You’re gonna go far, kid

« Maison abandonnée de Whitechapel»

Janvier 1891
Un léger rire, presque imperceptible, s’échappa discrètement des lèvres pincées de Fergus. Rares étaient les personnes qui lui attribuaient la sagesse comme qualité première. Ce leader hardi, au cœur bon mais pragmatique, à l’intelligence instinctive, souvent impétueux, parfois violent, n’offrait guère le portrait idéal de l’homme réfléchi, raisonné et serein que l’on qualifierait de sage. Percy avait ces émerveillements spontanés, ces fraîcheurs simplistes d’enfant, qui rendaient son jugement manichéen, partial et somme toute aveuglé. Fergus était de ces personnalités dominantes, nées pour guider les foules, dardant les rayons éclatants de l’idéal de justice insufflé en leur âme aux disciples qui les suivaient avec vénération. Ce genre d’hommes, à la présence surnaturelle, semblait habité par des préoccupations plus hautes  et moins terrestres que le commun des mortels. Ces bergers des miséreux, des désespérés et des nantis haranguaient les foules par leur charisme fou, déchaînant leur colère avec la toute la passion du juste dénonçant l’oppression de ses comparses. L’ouvrier fondeur était assurément de cette race de héros en quête de justice sociale, mais il n’y avait que Percy pour voir en lui une âme éclatante de pureté et une bonté désintéressée.

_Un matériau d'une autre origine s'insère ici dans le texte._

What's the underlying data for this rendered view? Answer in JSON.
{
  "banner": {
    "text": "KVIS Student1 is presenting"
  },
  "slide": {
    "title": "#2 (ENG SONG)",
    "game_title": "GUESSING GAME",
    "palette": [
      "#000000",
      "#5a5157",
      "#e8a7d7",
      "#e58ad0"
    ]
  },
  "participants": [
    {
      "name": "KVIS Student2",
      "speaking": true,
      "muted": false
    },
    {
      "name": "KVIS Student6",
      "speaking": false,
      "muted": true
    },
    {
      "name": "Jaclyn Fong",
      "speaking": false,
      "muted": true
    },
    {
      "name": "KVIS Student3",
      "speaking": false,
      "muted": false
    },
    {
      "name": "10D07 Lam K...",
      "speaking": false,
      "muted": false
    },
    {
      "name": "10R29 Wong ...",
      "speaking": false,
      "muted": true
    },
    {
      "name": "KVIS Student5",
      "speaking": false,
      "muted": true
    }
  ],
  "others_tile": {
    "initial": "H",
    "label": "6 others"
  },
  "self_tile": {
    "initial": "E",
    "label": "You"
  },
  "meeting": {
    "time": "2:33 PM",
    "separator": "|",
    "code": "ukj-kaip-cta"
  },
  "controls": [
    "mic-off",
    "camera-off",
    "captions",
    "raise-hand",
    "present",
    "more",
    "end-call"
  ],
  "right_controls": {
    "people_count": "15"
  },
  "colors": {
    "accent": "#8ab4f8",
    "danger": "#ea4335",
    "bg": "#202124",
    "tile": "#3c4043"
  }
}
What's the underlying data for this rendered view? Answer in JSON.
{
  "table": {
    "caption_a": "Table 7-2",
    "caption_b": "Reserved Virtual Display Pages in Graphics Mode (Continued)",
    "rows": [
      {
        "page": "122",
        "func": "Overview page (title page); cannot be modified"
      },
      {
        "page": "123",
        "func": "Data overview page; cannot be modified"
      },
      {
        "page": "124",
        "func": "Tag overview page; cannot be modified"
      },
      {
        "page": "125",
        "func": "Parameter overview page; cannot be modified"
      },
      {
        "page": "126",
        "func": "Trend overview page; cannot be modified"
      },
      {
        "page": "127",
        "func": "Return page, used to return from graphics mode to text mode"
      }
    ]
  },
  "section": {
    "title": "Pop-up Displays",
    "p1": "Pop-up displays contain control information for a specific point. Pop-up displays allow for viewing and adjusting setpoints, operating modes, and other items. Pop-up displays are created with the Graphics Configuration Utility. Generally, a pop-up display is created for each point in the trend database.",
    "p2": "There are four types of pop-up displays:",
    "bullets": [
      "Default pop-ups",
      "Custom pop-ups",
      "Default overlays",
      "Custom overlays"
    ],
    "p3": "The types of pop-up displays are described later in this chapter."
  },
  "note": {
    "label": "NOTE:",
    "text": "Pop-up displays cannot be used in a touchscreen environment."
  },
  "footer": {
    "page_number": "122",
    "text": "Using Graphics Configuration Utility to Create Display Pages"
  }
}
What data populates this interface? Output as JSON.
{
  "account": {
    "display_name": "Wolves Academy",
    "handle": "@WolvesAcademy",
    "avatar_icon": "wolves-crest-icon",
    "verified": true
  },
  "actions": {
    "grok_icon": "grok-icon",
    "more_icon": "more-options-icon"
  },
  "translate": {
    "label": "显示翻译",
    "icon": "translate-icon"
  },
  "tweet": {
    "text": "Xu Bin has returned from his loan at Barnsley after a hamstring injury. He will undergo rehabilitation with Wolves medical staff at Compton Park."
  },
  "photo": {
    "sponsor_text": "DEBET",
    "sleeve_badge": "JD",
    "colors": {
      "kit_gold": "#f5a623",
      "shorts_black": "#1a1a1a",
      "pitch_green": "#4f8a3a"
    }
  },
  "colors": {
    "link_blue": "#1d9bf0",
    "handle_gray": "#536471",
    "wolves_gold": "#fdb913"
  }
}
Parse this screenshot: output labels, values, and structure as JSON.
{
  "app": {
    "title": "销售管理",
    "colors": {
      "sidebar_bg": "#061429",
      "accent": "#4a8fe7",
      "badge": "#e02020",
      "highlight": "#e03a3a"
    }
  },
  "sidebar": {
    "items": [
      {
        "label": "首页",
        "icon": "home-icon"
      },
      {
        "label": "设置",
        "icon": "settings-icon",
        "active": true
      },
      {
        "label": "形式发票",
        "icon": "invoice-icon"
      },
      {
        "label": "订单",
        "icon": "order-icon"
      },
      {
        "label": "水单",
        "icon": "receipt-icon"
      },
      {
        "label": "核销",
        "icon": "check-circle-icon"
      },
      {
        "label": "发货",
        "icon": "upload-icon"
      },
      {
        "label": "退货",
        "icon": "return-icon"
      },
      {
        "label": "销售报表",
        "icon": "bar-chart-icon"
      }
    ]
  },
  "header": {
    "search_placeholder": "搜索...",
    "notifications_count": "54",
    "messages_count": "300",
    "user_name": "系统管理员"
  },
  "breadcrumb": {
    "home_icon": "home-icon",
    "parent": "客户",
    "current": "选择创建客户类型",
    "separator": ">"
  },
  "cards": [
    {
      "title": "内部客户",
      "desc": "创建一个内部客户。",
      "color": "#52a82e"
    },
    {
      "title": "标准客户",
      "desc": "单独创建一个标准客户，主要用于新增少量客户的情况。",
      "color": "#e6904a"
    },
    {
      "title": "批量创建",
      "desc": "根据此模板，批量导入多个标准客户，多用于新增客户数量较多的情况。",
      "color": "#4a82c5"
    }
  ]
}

Il suffisait d’entendre ses tergiversations concernant le devenir de l’endroit lugubre, qui tendaient au monologue. Il ne s’agissait que de calculs, plans et potentiels intérêts sur le long terme. Les hypothèses étaient énoncées froidement, sans l’ombre d’une perspective morale ou éthique, sans embarras d’aucun scrupule. Si le jeune Mortimer avait salué avec chaleur la formidable idée de louer à bas prix des chambres dans le quartier misérable de Whitechapel, il était évident que les raisons des deux hommes d’approuver ce projet hypothétique divergeaient. Là où la candeur de Percy voyait une lueur salvatrice pour une poignée de malheureux condamnés à l’enfer de la rue, Fergus, qui n’avait rien contre faire le bien, s’imaginait surtout s’attacher la loyauté des miséreux en monnayant ces logis de fortune contre quelques menus services rendus à la Tribu. Informations, espionnages, courses sans grande importance. Fergus ne pratiquait guère la charité lorsqu’elle ne lui rapportait rien. Il n’y avait qu’un être comme Percy pour ne pas s’en apercevoir. Rien que la réponse du mentor à l’exclamation ravie de son cadet confirmait cette théorie. Logique. Le chef de gang restait, en toutes circonstances, cruellement logique, implacablement pragmatique. Comment l’émotionnel enfant qu’était Percy aurait-il pu comprendre la gravité placide de ces froides réflexions ?

Sans jamais l’avoir entendu clairement, le jeune homme devinait le sentiment général qui pesait au sein de la Tribu. Comment le fin stratège qu’était leur leader avait-il pu s’encombrer d’un fardeau aussi inutile que Percy ? Comment osait-il prendre le risque d’introduire au sein du clan le rejeton d’une faction rivale, si mal-aimé fut-il de sa famille de sang ? Malgré les témoignages d’affection et de confiance que Fergus témoignait à son cadet, rares étaient ceux qui croyaient que cette amitié improbable fut totalement dénuée d’intérêt ou d’arrière-pensées quelconques. Au bout de quelques mois, ceux qui se méfiaient de Percy furent pour la plupart forcés de s’avouer qu’aucun plan machiavélique ne pouvait se tramer dans cette cervelle trop simple pour les complots, et que cet enfant attardé était en réalité aussi dévoué à la Tribu qu’il le faisait paraître. Les soupçons se portaient surtout sur leur filou, auquel ils attribuaient d’hypothétiques trahisons du jeune homme, après lui avoir soutiré toutes les informations possibles sur sa famille, que le gang rêvait de détrôner. Aussi même les plus sceptiques ne savaient plus que penser de l’immersion de Percy dans la bande qui s’éternisait, de sa fulgurante ascension vers les plus hautes sphères de la Tribu, de son intimité aussi soudaine qu’elle était rare avec ce leader solitaire qui ne s’entichait jamais de personne.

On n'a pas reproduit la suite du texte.